SUMMERY OF THE UTILITY MODEL
An object of the utility model is to provide a microorganism culture apparatus for waste water treatment to solve the problem that proposes among the above-mentioned background art.
In order to achieve the above object, the utility model provides a following technical scheme: a microorganism culture device for wastewater treatment comprises an equipment shell, a feeding pipeline and an aeration pipeline; the device comprises a device shell, a culture cavity, a plurality of aeration pipelines and a plurality of aeration holes, wherein the device shell is internally provided with a heat insulation shell, the heat insulation shell is internally provided with the culture cavity, the bottom of the culture cavity is provided with the plurality of aeration pipelines which are uniformly distributed, and the aeration pipelines are provided with the plurality of aeration holes which are uniformly distributed at intervals; the tail end of the aeration pipeline is connected to the gas supply pipeline, and the tail end of the gas supply pipeline penetrates out of the equipment shell; a plurality of uniformly distributed feeding pipelines are arranged at the upper end in the culture cavity, a plurality of material leaking holes are uniformly distributed at intervals on the feeding pipelines, and the tail ends of the feeding pipelines penetrate out of the equipment shell; the tail end of the feeding pipeline is connected with a feeding pipeline, and the tail end of the feeding pipeline is connected to the nutrient solution dropping bottle; cultivate the intracavity portion and be provided with water inlet nozzle, water inlet nozzle fixes on the inlet channel, and the equipment casing is worn out to the inlet channel end, cultivates the chamber bottom and is provided with the delivery port, and the delivery port is connected to outlet conduit, and the outlet conduit end is worn out the equipment casing.
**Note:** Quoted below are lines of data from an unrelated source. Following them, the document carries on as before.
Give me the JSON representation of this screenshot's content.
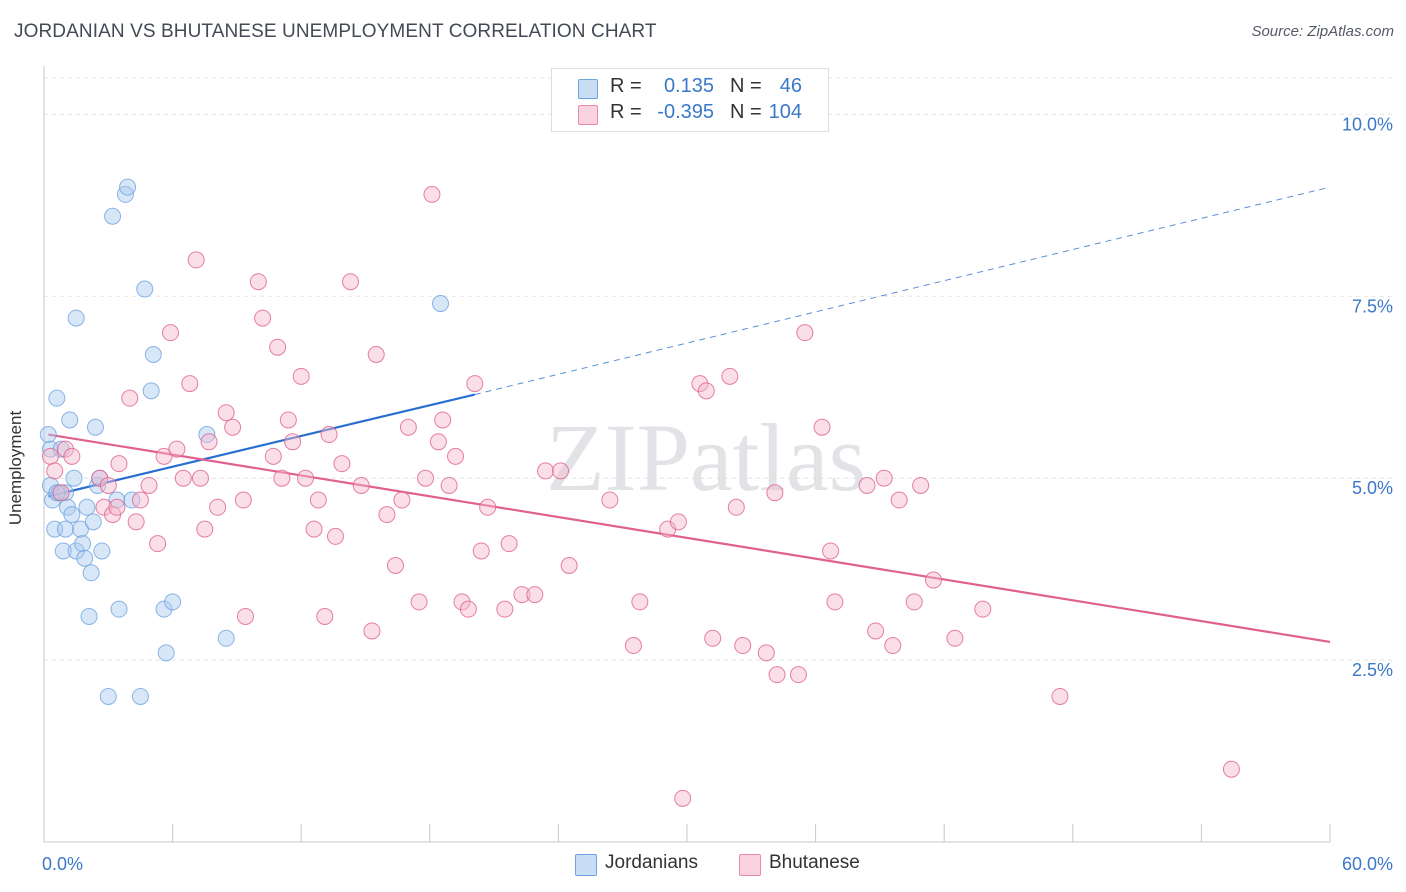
{
  "title": "JORDANIAN VS BHUTANESE UNEMPLOYMENT CORRELATION CHART",
  "source": "Source: ZipAtlas.com",
  "watermark": "ZIPatlas",
  "legend": {
    "rows": [
      {
        "r_label": "R =",
        "r_value": "0.135",
        "n_label": "N =",
        "n_value": "46",
        "color": "#a9c9f0"
      },
      {
        "r_label": "R =",
        "r_value": "-0.395",
        "n_label": "N =",
        "n_value": "104",
        "color": "#f5b8cb"
      }
    ]
  },
  "bottom_legend": [
    {
      "label": "Jordanians",
      "color": "#a9c9f0"
    },
    {
      "label": "Bhutanese",
      "color": "#f5b8cb"
    }
  ],
  "chart_data": {
    "type": "scatter",
    "title": "JORDANIAN VS BHUTANESE UNEMPLOYMENT CORRELATION CHART",
    "xlabel": "",
    "ylabel": "Unemployment",
    "xlim": [
      0,
      60
    ],
    "ylim": [
      0,
      10.5
    ],
    "x_tick_labels": [
      "0.0%",
      "60.0%"
    ],
    "y_ticks": [
      2.5,
      5.0,
      7.5,
      10.0
    ],
    "y_tick_labels": [
      "2.5%",
      "5.0%",
      "7.5%",
      "10.0%"
    ],
    "grid": true,
    "series": [
      {
        "name": "Jordanians",
        "color": "#6fa2e0",
        "fill": "#a9c9f0",
        "trend": {
          "x0": 0.2,
          "y0": 4.75,
          "x1": 20.1,
          "y1": 6.15,
          "x_dash_end": 60,
          "y_dash_end": 9.0
        },
        "points": [
          [
            0.2,
            5.6
          ],
          [
            0.3,
            5.4
          ],
          [
            0.3,
            4.9
          ],
          [
            0.4,
            4.7
          ],
          [
            0.5,
            4.3
          ],
          [
            0.6,
            6.1
          ],
          [
            0.7,
            4.8
          ],
          [
            0.8,
            5.4
          ],
          [
            0.9,
            4.0
          ],
          [
            1.0,
            4.8
          ],
          [
            1.1,
            4.6
          ],
          [
            1.2,
            5.8
          ],
          [
            1.3,
            4.5
          ],
          [
            1.4,
            5.0
          ],
          [
            1.5,
            4.0
          ],
          [
            1.5,
            7.2
          ],
          [
            1.7,
            4.3
          ],
          [
            1.8,
            4.1
          ],
          [
            1.9,
            3.9
          ],
          [
            2.0,
            4.6
          ],
          [
            2.1,
            3.1
          ],
          [
            2.2,
            3.7
          ],
          [
            2.3,
            4.4
          ],
          [
            2.4,
            5.7
          ],
          [
            2.5,
            4.9
          ],
          [
            2.6,
            5.0
          ],
          [
            2.7,
            4.0
          ],
          [
            3.0,
            2.0
          ],
          [
            3.2,
            8.6
          ],
          [
            3.4,
            4.7
          ],
          [
            3.5,
            3.2
          ],
          [
            3.8,
            8.9
          ],
          [
            3.9,
            9.0
          ],
          [
            4.1,
            4.7
          ],
          [
            4.5,
            2.0
          ],
          [
            4.7,
            7.6
          ],
          [
            5.0,
            6.2
          ],
          [
            5.1,
            6.7
          ],
          [
            5.6,
            3.2
          ],
          [
            5.7,
            2.6
          ],
          [
            6.0,
            3.3
          ],
          [
            7.6,
            5.6
          ],
          [
            8.5,
            2.8
          ],
          [
            18.5,
            7.4
          ],
          [
            1.0,
            4.3
          ],
          [
            0.6,
            4.8
          ]
        ]
      },
      {
        "name": "Bhutanese",
        "color": "#e0608f",
        "fill": "#f5b8cb",
        "trend": {
          "x0": 0.2,
          "y0": 5.6,
          "x1": 60,
          "y1": 2.75
        },
        "points": [
          [
            0.3,
            5.3
          ],
          [
            0.5,
            5.1
          ],
          [
            0.8,
            4.8
          ],
          [
            1.0,
            5.4
          ],
          [
            1.3,
            5.3
          ],
          [
            2.6,
            5.0
          ],
          [
            2.8,
            4.6
          ],
          [
            3.0,
            4.9
          ],
          [
            3.2,
            4.5
          ],
          [
            3.4,
            4.6
          ],
          [
            3.5,
            5.2
          ],
          [
            4.0,
            6.1
          ],
          [
            4.3,
            4.4
          ],
          [
            4.5,
            4.7
          ],
          [
            4.9,
            4.9
          ],
          [
            5.3,
            4.1
          ],
          [
            5.6,
            5.3
          ],
          [
            5.9,
            7.0
          ],
          [
            6.2,
            5.4
          ],
          [
            6.5,
            5.0
          ],
          [
            6.8,
            6.3
          ],
          [
            7.1,
            8.0
          ],
          [
            7.3,
            5.0
          ],
          [
            7.5,
            4.3
          ],
          [
            7.7,
            5.5
          ],
          [
            8.1,
            4.6
          ],
          [
            8.5,
            5.9
          ],
          [
            8.8,
            5.7
          ],
          [
            9.3,
            4.7
          ],
          [
            9.4,
            3.1
          ],
          [
            10.0,
            7.7
          ],
          [
            10.2,
            7.2
          ],
          [
            10.7,
            5.3
          ],
          [
            10.9,
            6.8
          ],
          [
            11.4,
            5.8
          ],
          [
            11.6,
            5.5
          ],
          [
            12.0,
            6.4
          ],
          [
            12.2,
            5.0
          ],
          [
            12.6,
            4.3
          ],
          [
            12.8,
            4.7
          ],
          [
            13.1,
            3.1
          ],
          [
            13.3,
            5.6
          ],
          [
            13.6,
            4.2
          ],
          [
            13.9,
            5.2
          ],
          [
            14.3,
            7.7
          ],
          [
            14.8,
            4.9
          ],
          [
            15.3,
            2.9
          ],
          [
            15.5,
            6.7
          ],
          [
            16.0,
            4.5
          ],
          [
            16.4,
            3.8
          ],
          [
            16.7,
            4.7
          ],
          [
            17.0,
            5.7
          ],
          [
            17.5,
            3.3
          ],
          [
            17.8,
            5.0
          ],
          [
            18.1,
            8.9
          ],
          [
            18.4,
            5.5
          ],
          [
            18.6,
            5.8
          ],
          [
            18.9,
            4.9
          ],
          [
            19.2,
            5.3
          ],
          [
            19.5,
            3.3
          ],
          [
            19.8,
            3.2
          ],
          [
            20.1,
            6.3
          ],
          [
            20.4,
            4.0
          ],
          [
            20.7,
            4.6
          ],
          [
            21.5,
            3.2
          ],
          [
            21.7,
            4.1
          ],
          [
            22.3,
            3.4
          ],
          [
            22.9,
            3.4
          ],
          [
            23.4,
            5.1
          ],
          [
            24.1,
            5.1
          ],
          [
            24.5,
            3.8
          ],
          [
            26.4,
            4.7
          ],
          [
            27.5,
            2.7
          ],
          [
            27.8,
            3.3
          ],
          [
            29.1,
            4.3
          ],
          [
            29.8,
            0.6
          ],
          [
            30.6,
            6.3
          ],
          [
            30.9,
            6.2
          ],
          [
            31.2,
            2.8
          ],
          [
            32.0,
            6.4
          ],
          [
            32.3,
            4.6
          ],
          [
            32.6,
            2.7
          ],
          [
            33.7,
            2.6
          ],
          [
            34.2,
            2.3
          ],
          [
            35.2,
            2.3
          ],
          [
            35.5,
            7.0
          ],
          [
            36.3,
            5.7
          ],
          [
            36.7,
            4.0
          ],
          [
            36.9,
            3.3
          ],
          [
            38.4,
            4.9
          ],
          [
            38.8,
            2.9
          ],
          [
            39.2,
            5.0
          ],
          [
            39.6,
            2.7
          ],
          [
            39.9,
            4.7
          ],
          [
            40.6,
            3.3
          ],
          [
            40.9,
            4.9
          ],
          [
            41.5,
            3.6
          ],
          [
            42.5,
            2.8
          ],
          [
            43.8,
            3.2
          ],
          [
            47.4,
            2.0
          ],
          [
            55.4,
            1.0
          ],
          [
            34.1,
            4.8
          ],
          [
            29.6,
            4.4
          ],
          [
            11.1,
            5.0
          ]
        ]
      }
    ]
  }
}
Preferably, an aeration regulating valve is arranged on the air supply pipeline, and the tail end of the air supply pipeline is connected to an air compressor.
Preferably, the outer side of the equipment shell is provided with a fixed hanging ring, the nutrient solution dropping bottle is placed in the fixed hanging ring in an inverted mode, the bottom of the nutrient solution dropping bottle is provided with a discharging nozzle, and the tail end of the discharging nozzle is connected to the feeding pipeline.
Preferably, the inner diameter of the feeding pipeline is larger than the diameter of the material leakage hole, and the feeding pipeline penetrates through the culture cavity and is distributed in a staggered manner with the aeration pipeline.
Preferably, the water supply pipeline is connected to a water supply system, the water supply pipeline is provided with an adjusting valve, and the water inlet nozzle and the water outlet are arranged oppositely.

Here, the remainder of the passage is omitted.